Maya Lin was a senior at Yale University when her design for the Vietnam Veterans Memorial was selected from a pool of over 1,400 submissions. Because Lin was not yet an architect, the late Kent Cooper of Cooper-Lecky Architects was hired to communicate with the federal Fine Arts Commission and oversee the installation of “The Wall” in Washington, DC. The monument was dedicated in 1982 after some controversy among veterans’ organizations and other groups who disliked Lin’s minimalist design of black granite inscribed with the names of approximately 58,000 veteran men and women who were killed or went missing in the Vietnam War. Two months before the memorial’s dedication, it was decided that a flagpole and a statue of three soldiers would be added to the entrance in a gesture of compromise. This more conventional addition was completed and erected in 1984. In 1993, a bronze sculpture featuring three women was also added to commend the work of the 10,000 plus women who served in Vietnam. These moments of indecision, handwringing, and compromise are not unlike the moments of tension in poetry regarding representation, audience, agency, authenticity, authority, seniority, access, and accessibility, and so on.
This piece is in praise of Komunyakaa’s leaning into black granite, and how the “black face fades, / hiding inside.” The poem sparks in its surreal moments, the ones in which a seemingly endless black mirror captures the man who stands before it—and everything around him. To say, “I’m stone. I’m flesh,” is to speak, perhaps, in a soldier’s voice. One can imagine a soldier reciting those very words seconds before entering combat or the chapel doors of a memorial service. It’s a moment, too, when Komunyakaa, a Vietnam Veteran, briefly introduces the duality and conflict that will persist throughout the poem. It seems, too, a nod to the unexpected in art, a nod to “getting” Lin’s design. Despite the initial controversy, after all, the Vietnam Veterans Memorial is one of the most popular national U.S. monuments, attracting thousands of visitors each year.

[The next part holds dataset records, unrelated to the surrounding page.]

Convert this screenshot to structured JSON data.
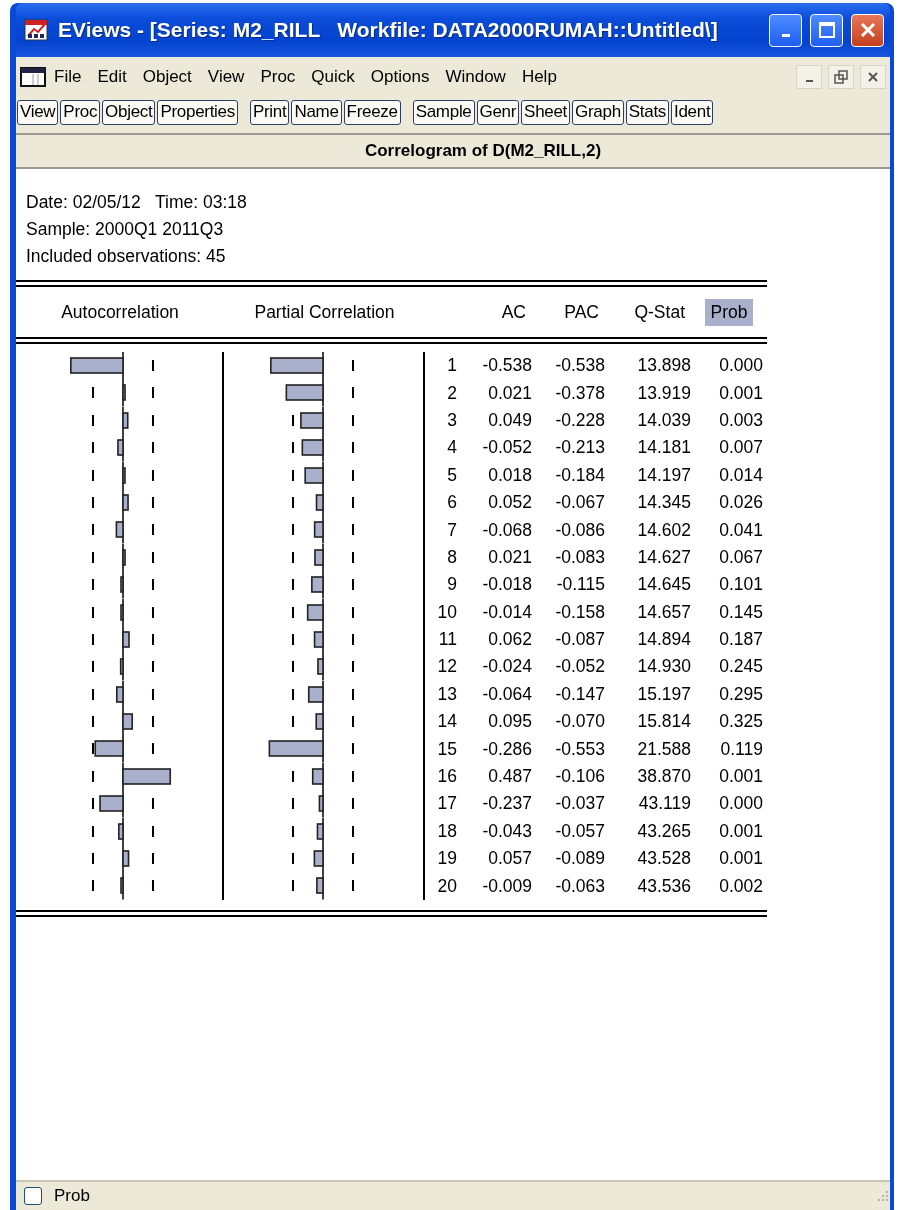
{
  "window": {
    "title": "EViews - [Series: M2_RILL   Workfile: DATA2000RUMAH::Untitled\\]"
  },
  "menu": [
    "File",
    "Edit",
    "Object",
    "View",
    "Proc",
    "Quick",
    "Options",
    "Window",
    "Help"
  ],
  "toolbar": [
    [
      "View",
      "Proc",
      "Object",
      "Properties"
    ],
    [
      "Print",
      "Name",
      "Freeze"
    ],
    [
      "Sample",
      "Genr",
      "Sheet",
      "Graph",
      "Stats",
      "Ident"
    ]
  ],
  "view_title": "Correlogram of D(M2_RILL,2)",
  "info": [
    "Date: 02/05/12   Time: 03:18",
    "Sample: 2000Q1 2011Q3",
    "Included observations: 45"
  ],
  "table": {
    "columns": [
      {
        "label": "Autocorrelation",
        "selected": false
      },
      {
        "label": "Partial Correlation",
        "selected": false
      },
      {
        "label": "AC",
        "selected": false
      },
      {
        "label": "PAC",
        "selected": false
      },
      {
        "label": "Q-Stat",
        "selected": false
      },
      {
        "label": "Prob",
        "selected": true
      }
    ],
    "rows": [
      {
        "lag": "1",
        "ac": "-0.538",
        "pac": "-0.538",
        "q_stat": "13.898",
        "prob": "0.000"
      },
      {
        "lag": "2",
        "ac": "0.021",
        "pac": "-0.378",
        "q_stat": "13.919",
        "prob": "0.001"
      },
      {
        "lag": "3",
        "ac": "0.049",
        "pac": "-0.228",
        "q_stat": "14.039",
        "prob": "0.003"
      },
      {
        "lag": "4",
        "ac": "-0.052",
        "pac": "-0.213",
        "q_stat": "14.181",
        "prob": "0.007"
      },
      {
        "lag": "5",
        "ac": "0.018",
        "pac": "-0.184",
        "q_stat": "14.197",
        "prob": "0.014"
      },
      {
        "lag": "6",
        "ac": "0.052",
        "pac": "-0.067",
        "q_stat": "14.345",
        "prob": "0.026"
      },
      {
        "lag": "7",
        "ac": "-0.068",
        "pac": "-0.086",
        "q_stat": "14.602",
        "prob": "0.041"
      },
      {
        "lag": "8",
        "ac": "0.021",
        "pac": "-0.083",
        "q_stat": "14.627",
        "prob": "0.067"
      },
      {
        "lag": "9",
        "ac": "-0.018",
        "pac": "-0.115",
        "q_stat": "14.645",
        "prob": "0.101"
      },
      {
        "lag": "10",
        "ac": "-0.014",
        "pac": "-0.158",
        "q_stat": "14.657",
        "prob": "0.145"
      },
      {
        "lag": "11",
        "ac": "0.062",
        "pac": "-0.087",
        "q_stat": "14.894",
        "prob": "0.187"
      },
      {
        "lag": "12",
        "ac": "-0.024",
        "pac": "-0.052",
        "q_stat": "14.930",
        "prob": "0.245"
      },
      {
        "lag": "13",
        "ac": "-0.064",
        "pac": "-0.147",
        "q_stat": "15.197",
        "prob": "0.295"
      },
      {
        "lag": "14",
        "ac": "0.095",
        "pac": "-0.070",
        "q_stat": "15.814",
        "prob": "0.325"
      },
      {
        "lag": "15",
        "ac": "-0.286",
        "pac": "-0.553",
        "q_stat": "21.588",
        "prob": "0.119"
      },
      {
        "lag": "16",
        "ac": "0.487",
        "pac": "-0.106",
        "q_stat": "38.870",
        "prob": "0.001"
      },
      {
        "lag": "17",
        "ac": "-0.237",
        "pac": "-0.037",
        "q_stat": "43.119",
        "prob": "0.000"
      },
      {
        "lag": "18",
        "ac": "-0.043",
        "pac": "-0.057",
        "q_stat": "43.265",
        "prob": "0.001"
      },
      {
        "lag": "19",
        "ac": "0.057",
        "pac": "-0.089",
        "q_stat": "43.528",
        "prob": "0.001"
      },
      {
        "lag": "20",
        "ac": "-0.009",
        "pac": "-0.063",
        "q_stat": "43.536",
        "prob": "0.002"
      }
    ]
  },
  "status_bar": {
    "checked": false,
    "text": "Prob"
  }
}
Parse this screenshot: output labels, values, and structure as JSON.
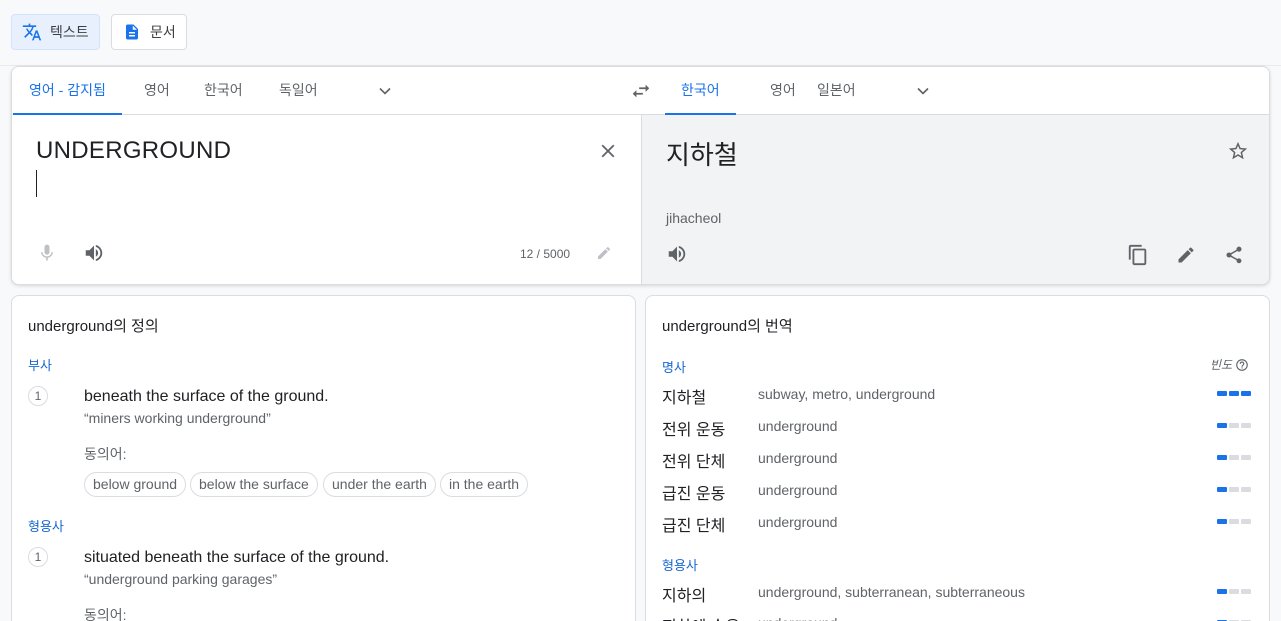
{
  "modes": {
    "text_label": "텍스트",
    "document_label": "문서"
  },
  "source_langs": [
    "영어 - 감지됨",
    "영어",
    "한국어",
    "독일어"
  ],
  "target_langs": [
    "한국어",
    "영어",
    "일본어"
  ],
  "source": {
    "text": "UNDERGROUND",
    "counter": "12 / 5000"
  },
  "target": {
    "text": "지하철",
    "romanization": "jihacheol"
  },
  "definitions": {
    "title": "underground의 정의",
    "groups": [
      {
        "pos": "부사",
        "items": [
          {
            "num": "1",
            "text": "beneath the surface of the ground.",
            "example": "“miners working underground”",
            "syn_label": "동의어:",
            "synonyms": [
              "below ground",
              "below the surface",
              "under the earth",
              "in the earth"
            ]
          }
        ]
      },
      {
        "pos": "형용사",
        "items": [
          {
            "num": "1",
            "text": "situated beneath the surface of the ground.",
            "example": "“underground parking garages”",
            "syn_label": "동의어:"
          }
        ]
      }
    ]
  },
  "translations": {
    "title": "underground의 번역",
    "freq_label": "빈도",
    "groups": [
      {
        "pos": "명사",
        "rows": [
          {
            "word": "지하철",
            "syn": "subway, metro, underground",
            "freq": 3
          },
          {
            "word": "전위 운동",
            "syn": "underground",
            "freq": 1
          },
          {
            "word": "전위 단체",
            "syn": "underground",
            "freq": 1
          },
          {
            "word": "급진 운동",
            "syn": "underground",
            "freq": 1
          },
          {
            "word": "급진 단체",
            "syn": "underground",
            "freq": 1
          }
        ]
      },
      {
        "pos": "형용사",
        "rows": [
          {
            "word": "지하의",
            "syn": "underground, subterranean, subterraneous",
            "freq": 1
          },
          {
            "word": "지하에 숨은",
            "syn": "underground",
            "freq": 1
          }
        ]
      }
    ]
  },
  "colors": {
    "accent": "#1a73e8",
    "pos": "#1967d2",
    "target_bg": "#f1f3f4"
  }
}
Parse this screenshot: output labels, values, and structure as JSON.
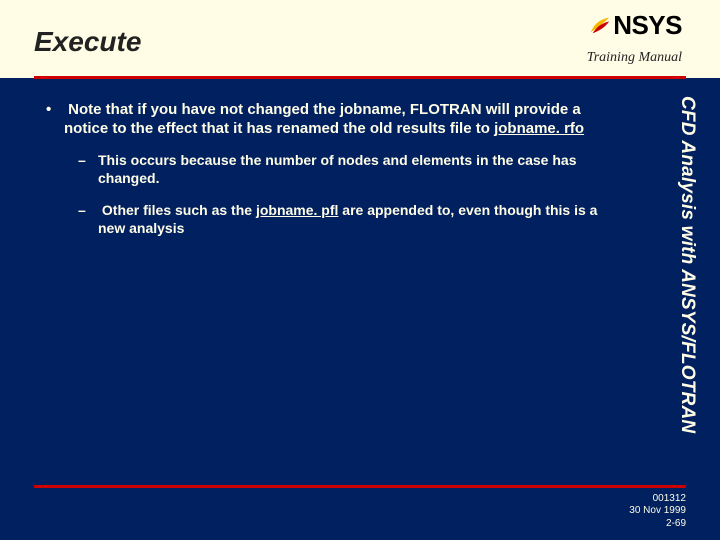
{
  "header": {
    "title": "Execute",
    "logo_text": "NSYS",
    "subtitle": "Training Manual"
  },
  "content": {
    "bullet1_pre": "Note that if you have not changed the jobname, FLOTRAN will provide a notice to the effect that it has renamed the old results file to ",
    "bullet1_u": "jobname. rfo",
    "sub1": "This occurs because the number of nodes and elements in the case has changed.",
    "sub2_pre": "Other files such as the ",
    "sub2_u": "jobname. pfl",
    "sub2_post": " are appended to, even though this is a new analysis"
  },
  "side_text": "CFD Analysis with ANSYS/FLOTRAN",
  "footer": {
    "code": "001312",
    "date": "30 Nov 1999",
    "page": "2-69"
  }
}
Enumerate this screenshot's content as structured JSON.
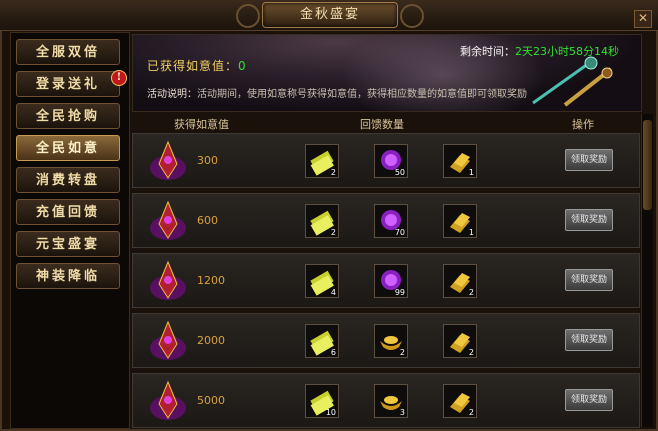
{
  "window": {
    "title": "金秋盛宴",
    "close_glyph": "✕"
  },
  "sidebar": {
    "items": [
      {
        "label": "全服双倍",
        "active": false,
        "badge": ""
      },
      {
        "label": "登录送礼",
        "active": false,
        "badge": "!"
      },
      {
        "label": "全民抢购",
        "active": false,
        "badge": ""
      },
      {
        "label": "全民如意",
        "active": true,
        "badge": ""
      },
      {
        "label": "消费转盘",
        "active": false,
        "badge": ""
      },
      {
        "label": "充值回馈",
        "active": false,
        "badge": ""
      },
      {
        "label": "元宝盛宴",
        "active": false,
        "badge": ""
      },
      {
        "label": "神装降临",
        "active": false,
        "badge": ""
      }
    ]
  },
  "banner": {
    "gained_label": "已获得如意值：",
    "gained_value": "0",
    "remain_label": "剩余时间：",
    "remain_value": "2天23小时58分14秒",
    "desc_label": "活动说明：",
    "desc_body": "活动期间，使用如意称号获得如意值，获得相应数量的如意值即可领取奖励"
  },
  "headers": {
    "col1": "获得如意值",
    "col2": "回馈数量",
    "col3": "操作"
  },
  "rows": [
    {
      "value": "300",
      "rewards": [
        {
          "icon": "scroll-icon",
          "count": "2"
        },
        {
          "icon": "purple-orb-icon",
          "count": "50"
        },
        {
          "icon": "gold-bars-icon",
          "count": "1"
        }
      ],
      "button": "领取奖励"
    },
    {
      "value": "600",
      "rewards": [
        {
          "icon": "scroll-icon",
          "count": "2"
        },
        {
          "icon": "purple-orb-icon",
          "count": "70"
        },
        {
          "icon": "gold-bars-icon",
          "count": "1"
        }
      ],
      "button": "领取奖励"
    },
    {
      "value": "1200",
      "rewards": [
        {
          "icon": "scroll-icon",
          "count": "4"
        },
        {
          "icon": "purple-orb-icon",
          "count": "99"
        },
        {
          "icon": "gold-bars-icon",
          "count": "2"
        }
      ],
      "button": "领取奖励"
    },
    {
      "value": "2000",
      "rewards": [
        {
          "icon": "scroll-icon",
          "count": "6"
        },
        {
          "icon": "gold-ingot-icon",
          "count": "2"
        },
        {
          "icon": "gold-bars-icon",
          "count": "2"
        }
      ],
      "button": "领取奖励"
    },
    {
      "value": "5000",
      "rewards": [
        {
          "icon": "scroll-icon",
          "count": "10"
        },
        {
          "icon": "gold-ingot-icon",
          "count": "3"
        },
        {
          "icon": "gold-bars-icon",
          "count": "2"
        }
      ],
      "button": "领取奖励"
    }
  ],
  "colors": {
    "accent": "#f0d060",
    "value_green": "#30e030",
    "gold_text": "#d9a040"
  }
}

Much of the poem’s brilliance resides in its house of mirrors tango with the present, with memory, and with the past. The stone wall is an entity unto itself—one whose intensity shifts with the light. The poem’s images float and cut: brushstrokes and wings, pale eyes, and lost arms—brutality and deliverance. It’s a poem that conveys trauma and “triggering” in ways that outlast what sometimes feels like the overuse of those words to the point of meaninglessness or numbness. It’s a poem that communicates a haunting quiet and internalized doubt. It’s unlikely that many groups would have objected to a memorial of conventional statues back in 1982. I’m grateful for Lin’s art that unsettled its initial viewers, that trusted veterans and visitors would see themselves reflected in the granite for better or worse, and for “Facing It,” which encapsulates that power so memorably in a poem.